Maximum won something of a coup when it recently secured exclusive rights to distribute some of the most successful children's titles from the Fox Kids library on video and DVD. Products planned for release over the coming months include Action Man, Ninja Turtles, Dennis the Menace and Inspector Gadget.

Mortgage payments

Trading in AttentiV Systems, which supplies financial software to the banking industry, is set to kick-off on Wednesday. The group had little trouble raising the £33.3m it wanted, thanks to a highly visible revenue stream which has allowed AttentiV to identify more than 80 per cent of this year's budgeted sales with the financial year less than half way gone. The group boasts a strong customer base and claims that 40 per cent of the UK's leading building societies use its software to process mortgage applications. More than 40 different institutional investors have subscribed to the issue, which, at 55p, was comfortably oversubscribed.

Italian oil

Punters should keep an eye on JKX Oil & Gas this week. The oil explorer will update the market on how drilling has gone at its Civita prospect in Italy and stock market gossips reckon it will not disappoint. The group is developing the site via a joint venture with the Italian oil giant ENI. JKX shares have been an outstanding performer over the past 12 months - they have soared by 300 per cent - and if the latest gossip proves to be correct they should continue to gain ground.

A legend returns

Legendary investments is active again. The AIM listed investment group, run and 40 per cent owned by Shami Ahmed, the Joe Bloggs entrepreneur, has been lying low over the past few years but now that the appetite for equities has well and truly returned it is again on the hunt for deals.
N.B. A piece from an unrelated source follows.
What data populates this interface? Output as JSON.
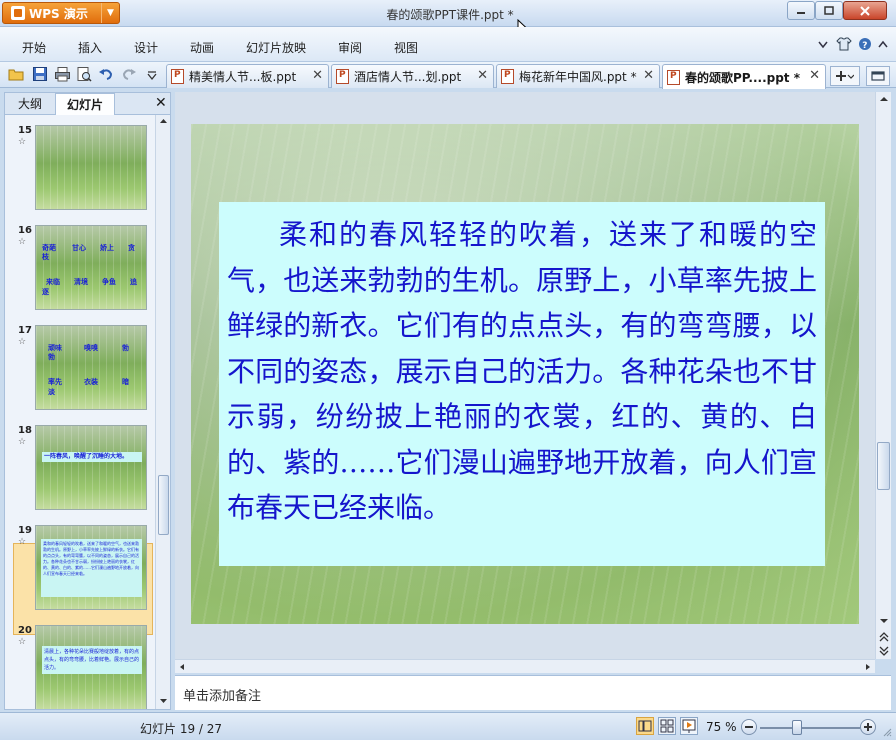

Last week Legendary raised £500,000 via a placing at 0.5p, leaving it with cash of more than £1m. It already has a collection of assets, including an 18 per cent stake in Legends Surf Shops and a 5 per cent holding in Accessory People, a mobile phone accessories company estimated to be worth more than £200m. Such assets can be leveraged, giving Legendary extra fire power. So where is the group going to invest? According to a company source, it is looking to get involved in early stage ventures and IPOs and is particularly interested in being involved in the security and defence sectors, given the current global climate.

Moving up a rung

For those on the hunt for a small-cap value play, take a look at HC Slingsby. The Bradford-based ladder maker is valued at just £6.5m but has cash of more than £3.5m on its balance sheet and a robust portfolio of freehold property which has not had a revaluation for some time. According to whispers from one corner of the City, business has started to pick up at Slingsby, after a difficult start to the year, and when the group posts its annual figures next month it should unveil a profit of about £1.2m. That translates into earnings per share of 80p and, at Friday's closing price of 650p, means the stock is trading at eight times earnings.

Nanotech newcomer

Polaron, the nanotechnology company which starts trading this Wednesday, has raised £10.3m through its AIM listing. The share offer will net £7m for the company's founder, Dr Isidore Stelzer, with a further £2.6m earmarked for the expansion of the business which was established 40 years ago. The company's main product is an atom probe developed by two Oxford scientists 17 years ago.